TRIBUNAL DE CHALON - A Louhans, se croyant menacé, il sort son couteau... face à un gendarme en repos provocateur

« Compte-tenu des conditions particulières de commissions de l’infraction… » Il n’y avait qu’un seul dossier, ce 15 février à l’audience des comparutions immédiates, et l’audience se clôt par ces mots. Quel est donc ce contexte si particulier ?

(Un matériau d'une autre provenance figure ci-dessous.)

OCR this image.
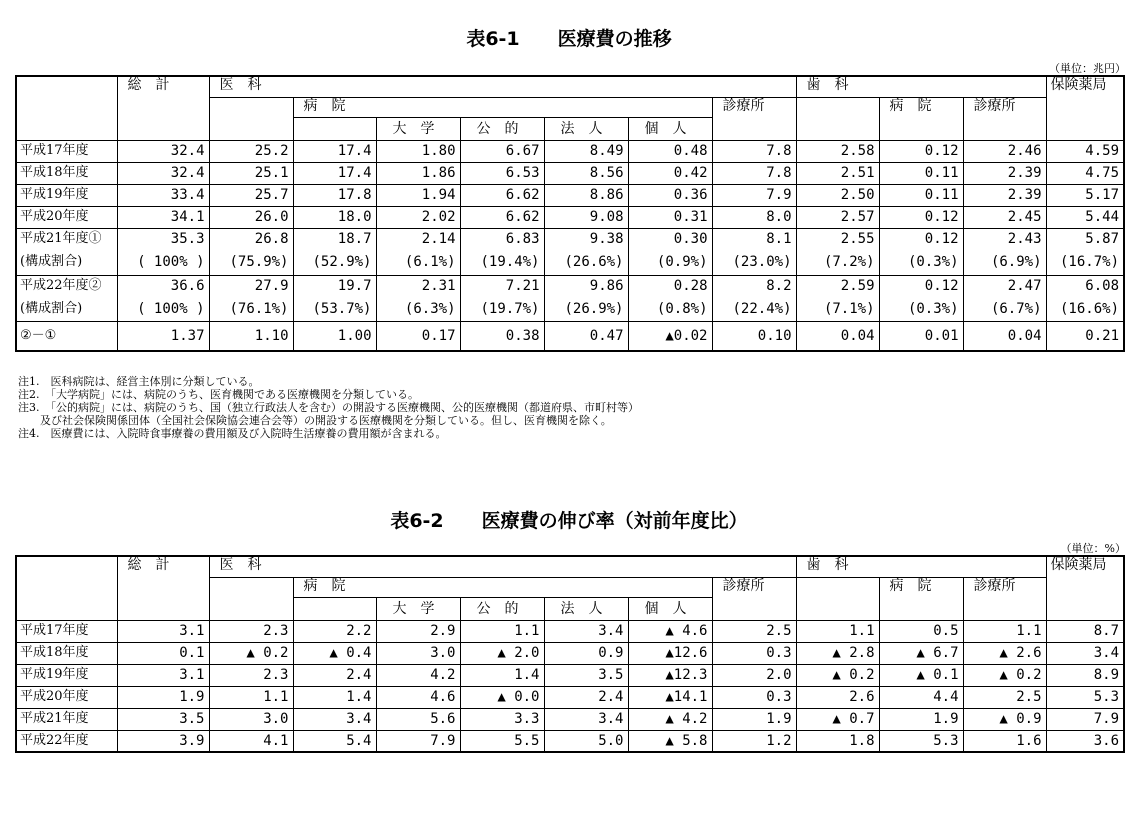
表6-1　　医療費の推移
（単位：兆円）
	総　計	医　科							歯　科			保険薬局
			病　院					診療所		病　院	診療所	
				大　学	公　的	法　人	個　人					
平成17年度	32.4	25.2	17.4	1.80	6.67	8.49	0.48	7.8	2.58	0.12	2.46	4.59
平成18年度	32.4	25.1	17.4	1.86	6.53	8.56	0.42	7.8	2.51	0.11	2.39	4.75
平成19年度	33.4	25.7	17.8	1.94	6.62	8.86	0.36	7.9	2.50	0.11	2.39	5.17
平成20年度	34.1	26.0	18.0	2.02	6.62	9.08	0.31	8.0	2.57	0.12	2.45	5.44
平成21年度①	35.3	26.8	18.7	2.14	6.83	9.38	0.30	8.1	2.55	0.12	2.43	5.87
(構成割合)	( 100% )	(75.9%)	(52.9%)	(6.1%)	(19.4%)	(26.6%)	(0.9%)	(23.0%)	(7.2%)	(0.3%)	(6.9%)	(16.7%)
平成22年度②	36.6	27.9	19.7	2.31	7.21	9.86	0.28	8.2	2.59	0.12	2.47	6.08
(構成割合)	( 100% )	(76.1%)	(53.7%)	(6.3%)	(19.7%)	(26.9%)	(0.8%)	(22.4%)	(7.1%)	(0.3%)	(6.7%)	(16.6%)
②－①	1.37	1.10	1.00	0.17	0.38	0.47	▲0.02	0.10	0.04	0.01	0.04	0.21
注1.　医科病院は、経営主体別に分類している。
注2.　「大学病院」には、病院のうち、医育機関である医療機関を分類している。
注3.　「公的病院」には、病院のうち、国（独立行政法人を含む）の開設する医療機関、公的医療機関（都道府県、市町村等）
　　及び社会保険関係団体（全国社会保険協会連合会等）の開設する医療機関を分類している。但し、医育機関を除く。
注4.　医療費には、入院時食事療養の費用額及び入院時生活療養の費用額が含まれる。
表6-2　　医療費の伸び率（対前年度比）
（単位：%）
	総　計	医　科							歯　科			保険薬局
			病　院					診療所		病　院	診療所	
				大　学	公　的	法　人	個　人					
平成17年度	3.1	2.3	2.2	2.9	1.1	3.4	▲ 4.6	2.5	1.1	0.5	1.1	8.7
平成18年度	0.1	▲ 0.2	▲ 0.4	3.0	▲ 2.0	0.9	▲12.6	0.3	▲ 2.8	▲ 6.7	▲ 2.6	3.4
平成19年度	3.1	2.3	2.4	4.2	1.4	3.5	▲12.3	2.0	▲ 0.2	▲ 0.1	▲ 0.2	8.9
平成20年度	1.9	1.1	1.4	4.6	▲ 0.0	2.4	▲14.1	0.3	2.6	4.4	2.5	5.3
平成21年度	3.5	3.0	3.4	5.6	3.3	3.4	▲ 4.2	1.9	▲ 0.7	1.9	▲ 0.9	7.9
平成22年度	3.9	4.1	5.4	7.9	5.5	5.0	▲ 5.8	1.2	1.8	5.3	1.6	3.6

L’audience s’annonçait « classique » : un tout jeune homme au casier jonché d’actes violents est jugé pour avoir, à Louhans, le 14 décembre dernier, sorti un couteau avec une bonne lame, pour intimider un homme. L’homme se trouve être un gendarme, au repos ce jour-là. Le prévenu est en détention provisoire depuis le 16 décembre, il a vu un expert psychiatre. Bon, on se dit que c’est plié parce qu’à force d’assister aux audiences on est de moins en moins surpris… et là : surprise !

Les faits

Le jeune homme est arrivé il y a peu sur la commune de Louhans. Il est frappé d’une interdiction de paraître à Marseille et sa mère a décidé de s’installer ailleurs, avec lui. Or à Louhans il est inquiété alors qu’il se promène avec sa copine. Il a peur, il s’arme d’un couteau. Le 14 décembre, il est à l’hôtel avec elle et descend en début de soirée pour acheter du Coca. Au même moment, des gendarmes en patrouille, dans une voiture banalisée, remarquent le véhicule d’un collègue du PSIG, puis ils aperçoivent un autre collègue, un peu plus loin, avec un jeune qui semble énervé. Du coup, les gendarmes s’attardent et observent. Aucun coup n’est porté mais tout à coup le jeune sort un couteau… les gendarmes bondissent hors de leur véhicule, armes au poing.

Le récit selon le prévenu

Le gendarme-victime au dossier ne se constitue pas partie civile et n’est pas présent à l’audience. Il a toutefois honnêtement reconnu n’avoir pas décliné sa qualité de gendarme auprès du jeune homme. Ce dernier évoque à plusieurs reprises sa « peur ». « J’ai grandi dans un environnement très violent, il y a peur qui s’installe. » Ce point est important, car voyant l’homme sur le trottoir d’en face, il se dit que c’est peut-être l’un de ceux qui l’ont agressé il y a peu… « J’étais sur mes gardes. » 
« Quand nos regards se sont croisés, il était sur le point de monter dans la voiture de son collègue. Quand il m’a demandé pourquoi je le regardais, je lui ai dit que je l’avais confondu avec quelqu’un. Il m’a dit que s’il y a un problème, on pouvait en découdre. Il était insistant. Il a même traversé la rue pour me demander si je voulais en découdre. Je voyais qu’il était front-front avec moi et que le dialogue ne suffisait pas. J’ai pris un sentiment de peur, j’ai géré comme j’ai pu. »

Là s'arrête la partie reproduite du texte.